Friday, January 18, 2013

Week 52 - 1 Year Old!

 This is Lily from our very 1st ultrasound on 6/6/2011, when she was just 5 weeks 4 days old inside my womb, to her 1st birthday on 1/14/2013. 
I will be continuing to take monthly photos and will update this video each year.

LILY EMMA


January 13, 2012, I began my 37th week of pregnancy. I knew it was exactly 37 weeks because Dan and I conceived Lily from an IUI (intrauterine insemination) with our fertility doctor. Throughout the pregnancy I was so scared of having another loss that I kept telling her "37 weeks Lily. Just wait 'til at least 37 weeks. You'll be strong enough at 37 weeks." Well, she must have heard me 'cause at exactly 37 weeks my water broke. 1:00pm. I had no clue what was going on. I was in no pain. I had to call my midwife to ask her how I would know if my water broke. The night before I had visited with her and was told I was 1-2cm dilated. Who knew? I felt perfectly fine. My midwife confirmed that, yes, my water did break and I was beginning labor. By about 5pm, both Dan and my mother were urging me to go to the hospital. My contractions were about 5 minutes apart. Once at the hospital my midwife checked me and I was 5cm dilated. Around 8pm I was moved into the labor room. I was 8cm by that point and now feeling the pain in a major way. With all the research I did on how I wanted my birth plan to be, the only thing that remained the same was not having any interventions - no drugs, no epidural, no IV. I didn't have the water birth I so desperately wanted. I didn't birth Lily the way I thought I would, but I birthed her. I did it with only encouragement to help me through it. I screamed, moaned, and cried her out of me. I made sounds that to a passer by must have sounded as if there was either a farm animal in the hospital or a possessed person. The clock was staring down at me and by 12:00 midnight, I went into myself and said "I don't want this pain anymore. I don't want to feel this way anymore. The only person that can make it stop is me. I have to push through this pain. I have to take this pain and give into it. I have to push out my baby. No one is going to help me. I have to do this. I can do this." At 1:00am on January 14th, exactly 12 hours from when my water broke, Lily Emma was born. I was exhausted and I swear if I had tears left after all that I would have cried. She was here. I finally could hold her in my arms.

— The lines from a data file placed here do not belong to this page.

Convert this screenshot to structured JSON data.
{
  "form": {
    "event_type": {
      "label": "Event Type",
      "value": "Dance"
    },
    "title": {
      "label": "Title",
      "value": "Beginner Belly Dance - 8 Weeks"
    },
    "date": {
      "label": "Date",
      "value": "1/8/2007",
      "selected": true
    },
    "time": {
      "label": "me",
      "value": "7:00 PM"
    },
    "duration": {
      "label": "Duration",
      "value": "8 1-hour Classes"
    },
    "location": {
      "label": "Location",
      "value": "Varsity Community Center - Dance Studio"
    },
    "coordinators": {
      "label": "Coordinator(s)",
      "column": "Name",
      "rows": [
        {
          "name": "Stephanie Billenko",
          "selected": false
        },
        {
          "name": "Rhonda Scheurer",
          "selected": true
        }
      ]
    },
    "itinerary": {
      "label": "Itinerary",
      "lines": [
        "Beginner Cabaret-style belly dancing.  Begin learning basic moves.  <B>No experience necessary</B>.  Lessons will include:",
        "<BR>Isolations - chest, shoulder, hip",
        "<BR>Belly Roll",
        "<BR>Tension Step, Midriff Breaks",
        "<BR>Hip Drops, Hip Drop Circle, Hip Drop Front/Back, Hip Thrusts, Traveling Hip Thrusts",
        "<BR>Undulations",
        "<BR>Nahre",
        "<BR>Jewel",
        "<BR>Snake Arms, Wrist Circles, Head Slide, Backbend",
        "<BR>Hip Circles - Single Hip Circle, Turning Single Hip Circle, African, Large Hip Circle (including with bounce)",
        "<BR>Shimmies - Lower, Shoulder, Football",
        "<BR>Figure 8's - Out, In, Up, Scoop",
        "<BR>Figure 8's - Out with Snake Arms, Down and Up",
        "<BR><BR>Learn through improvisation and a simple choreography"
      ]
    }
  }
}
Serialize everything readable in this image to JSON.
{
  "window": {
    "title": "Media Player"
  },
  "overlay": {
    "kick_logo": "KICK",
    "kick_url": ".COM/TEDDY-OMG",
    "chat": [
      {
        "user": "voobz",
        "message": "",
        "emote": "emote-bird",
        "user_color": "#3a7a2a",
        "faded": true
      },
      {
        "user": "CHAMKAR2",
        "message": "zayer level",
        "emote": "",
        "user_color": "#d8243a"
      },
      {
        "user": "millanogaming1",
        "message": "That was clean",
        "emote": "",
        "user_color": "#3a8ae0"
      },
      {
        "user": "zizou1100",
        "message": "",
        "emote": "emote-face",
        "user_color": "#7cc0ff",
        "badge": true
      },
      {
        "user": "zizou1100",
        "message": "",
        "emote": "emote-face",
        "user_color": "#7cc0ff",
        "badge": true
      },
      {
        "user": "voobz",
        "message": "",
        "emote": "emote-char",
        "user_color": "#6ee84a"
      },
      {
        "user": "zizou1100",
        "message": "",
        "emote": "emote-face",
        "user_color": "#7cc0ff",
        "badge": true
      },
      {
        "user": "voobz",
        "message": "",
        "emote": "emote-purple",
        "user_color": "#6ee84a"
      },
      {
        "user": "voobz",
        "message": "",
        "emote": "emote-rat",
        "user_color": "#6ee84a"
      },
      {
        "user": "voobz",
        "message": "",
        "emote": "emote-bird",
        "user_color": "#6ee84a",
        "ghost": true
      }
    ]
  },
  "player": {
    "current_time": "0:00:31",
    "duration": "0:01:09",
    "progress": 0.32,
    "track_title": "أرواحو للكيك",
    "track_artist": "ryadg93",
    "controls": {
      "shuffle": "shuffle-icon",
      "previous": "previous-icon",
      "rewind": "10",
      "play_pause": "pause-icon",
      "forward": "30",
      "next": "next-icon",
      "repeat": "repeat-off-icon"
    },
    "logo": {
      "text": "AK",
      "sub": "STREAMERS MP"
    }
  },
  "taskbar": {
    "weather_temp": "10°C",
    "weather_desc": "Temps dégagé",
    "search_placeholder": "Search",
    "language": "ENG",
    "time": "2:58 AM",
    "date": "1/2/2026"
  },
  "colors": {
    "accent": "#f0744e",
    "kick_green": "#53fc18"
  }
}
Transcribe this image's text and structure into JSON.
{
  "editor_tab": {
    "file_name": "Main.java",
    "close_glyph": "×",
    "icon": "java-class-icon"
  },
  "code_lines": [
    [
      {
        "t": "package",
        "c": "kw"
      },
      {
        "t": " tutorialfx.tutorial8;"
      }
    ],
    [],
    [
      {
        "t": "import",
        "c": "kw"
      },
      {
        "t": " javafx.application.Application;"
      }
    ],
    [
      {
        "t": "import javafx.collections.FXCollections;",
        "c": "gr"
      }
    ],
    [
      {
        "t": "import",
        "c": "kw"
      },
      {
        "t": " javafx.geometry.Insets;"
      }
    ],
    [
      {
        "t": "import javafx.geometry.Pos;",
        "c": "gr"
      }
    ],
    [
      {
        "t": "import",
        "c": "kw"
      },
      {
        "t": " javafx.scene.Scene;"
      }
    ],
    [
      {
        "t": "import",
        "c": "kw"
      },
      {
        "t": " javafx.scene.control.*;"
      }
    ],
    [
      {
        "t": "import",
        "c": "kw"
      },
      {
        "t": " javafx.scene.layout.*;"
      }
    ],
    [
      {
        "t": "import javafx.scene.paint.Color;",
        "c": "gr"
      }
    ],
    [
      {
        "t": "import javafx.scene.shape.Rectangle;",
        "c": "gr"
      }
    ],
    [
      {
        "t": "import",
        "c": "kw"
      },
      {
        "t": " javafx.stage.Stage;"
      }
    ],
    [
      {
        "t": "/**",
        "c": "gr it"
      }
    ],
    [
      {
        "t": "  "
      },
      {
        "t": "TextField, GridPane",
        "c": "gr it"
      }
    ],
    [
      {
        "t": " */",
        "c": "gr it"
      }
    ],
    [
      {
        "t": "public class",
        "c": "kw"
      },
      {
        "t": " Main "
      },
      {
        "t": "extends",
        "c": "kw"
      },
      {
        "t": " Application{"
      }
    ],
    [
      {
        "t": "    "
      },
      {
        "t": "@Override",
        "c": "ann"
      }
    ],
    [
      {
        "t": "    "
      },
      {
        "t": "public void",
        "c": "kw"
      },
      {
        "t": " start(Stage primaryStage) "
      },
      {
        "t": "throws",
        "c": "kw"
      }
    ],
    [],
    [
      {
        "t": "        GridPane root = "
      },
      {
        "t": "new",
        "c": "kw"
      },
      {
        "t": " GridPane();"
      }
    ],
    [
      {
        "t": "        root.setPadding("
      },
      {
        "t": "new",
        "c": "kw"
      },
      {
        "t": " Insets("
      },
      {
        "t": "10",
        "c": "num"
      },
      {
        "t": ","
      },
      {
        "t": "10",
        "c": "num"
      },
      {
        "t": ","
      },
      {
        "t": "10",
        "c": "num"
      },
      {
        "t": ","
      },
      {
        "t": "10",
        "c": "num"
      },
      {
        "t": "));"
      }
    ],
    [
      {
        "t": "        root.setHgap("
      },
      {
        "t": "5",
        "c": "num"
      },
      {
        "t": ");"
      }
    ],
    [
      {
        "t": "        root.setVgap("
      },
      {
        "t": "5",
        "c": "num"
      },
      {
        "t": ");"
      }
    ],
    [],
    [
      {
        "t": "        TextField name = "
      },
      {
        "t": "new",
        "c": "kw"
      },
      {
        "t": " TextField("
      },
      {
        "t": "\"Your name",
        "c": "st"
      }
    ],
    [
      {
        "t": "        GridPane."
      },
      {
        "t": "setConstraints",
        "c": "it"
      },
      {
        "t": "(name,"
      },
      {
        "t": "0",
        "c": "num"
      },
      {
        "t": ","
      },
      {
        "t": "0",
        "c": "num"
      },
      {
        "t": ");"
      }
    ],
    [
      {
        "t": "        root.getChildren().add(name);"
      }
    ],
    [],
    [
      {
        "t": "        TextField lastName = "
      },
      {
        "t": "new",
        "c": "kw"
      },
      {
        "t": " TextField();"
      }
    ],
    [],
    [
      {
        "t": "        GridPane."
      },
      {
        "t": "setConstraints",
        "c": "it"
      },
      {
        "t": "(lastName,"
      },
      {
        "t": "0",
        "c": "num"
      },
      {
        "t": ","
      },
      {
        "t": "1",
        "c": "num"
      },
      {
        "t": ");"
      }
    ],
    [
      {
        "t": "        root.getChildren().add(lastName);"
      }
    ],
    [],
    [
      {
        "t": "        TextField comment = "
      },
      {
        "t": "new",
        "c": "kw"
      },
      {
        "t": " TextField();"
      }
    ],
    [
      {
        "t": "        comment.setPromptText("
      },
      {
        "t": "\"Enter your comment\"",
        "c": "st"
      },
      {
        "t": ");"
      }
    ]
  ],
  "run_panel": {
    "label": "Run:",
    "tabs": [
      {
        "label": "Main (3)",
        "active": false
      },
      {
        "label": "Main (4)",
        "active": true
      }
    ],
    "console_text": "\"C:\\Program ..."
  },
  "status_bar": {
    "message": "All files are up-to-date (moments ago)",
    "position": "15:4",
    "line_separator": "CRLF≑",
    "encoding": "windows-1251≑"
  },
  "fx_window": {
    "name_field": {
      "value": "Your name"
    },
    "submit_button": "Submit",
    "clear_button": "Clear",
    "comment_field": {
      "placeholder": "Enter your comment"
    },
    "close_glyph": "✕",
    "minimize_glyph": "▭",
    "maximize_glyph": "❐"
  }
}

Now a year later and she's walking into my arms. Where has this year gone. I sometimes get sad when I  cradle her in my arms because she's so much bigger now. She's no longer a newborn. No longer a baby. Lily is now a toddler. I am amazed by how much she has grown and amazed by how smart she is at figuring things out. Her personality is perfect. She's funny and smart. She is patient and well behaved. She's a thinker and although she doesn't talk yet, she's always asking questions by pointing and raising the last vowel sound when speaking.

She is our rainbow baby. The most magical sight after a storm. Happy Birthday Lily Emma. You have given Mommy and Daddy the best gift of all - you.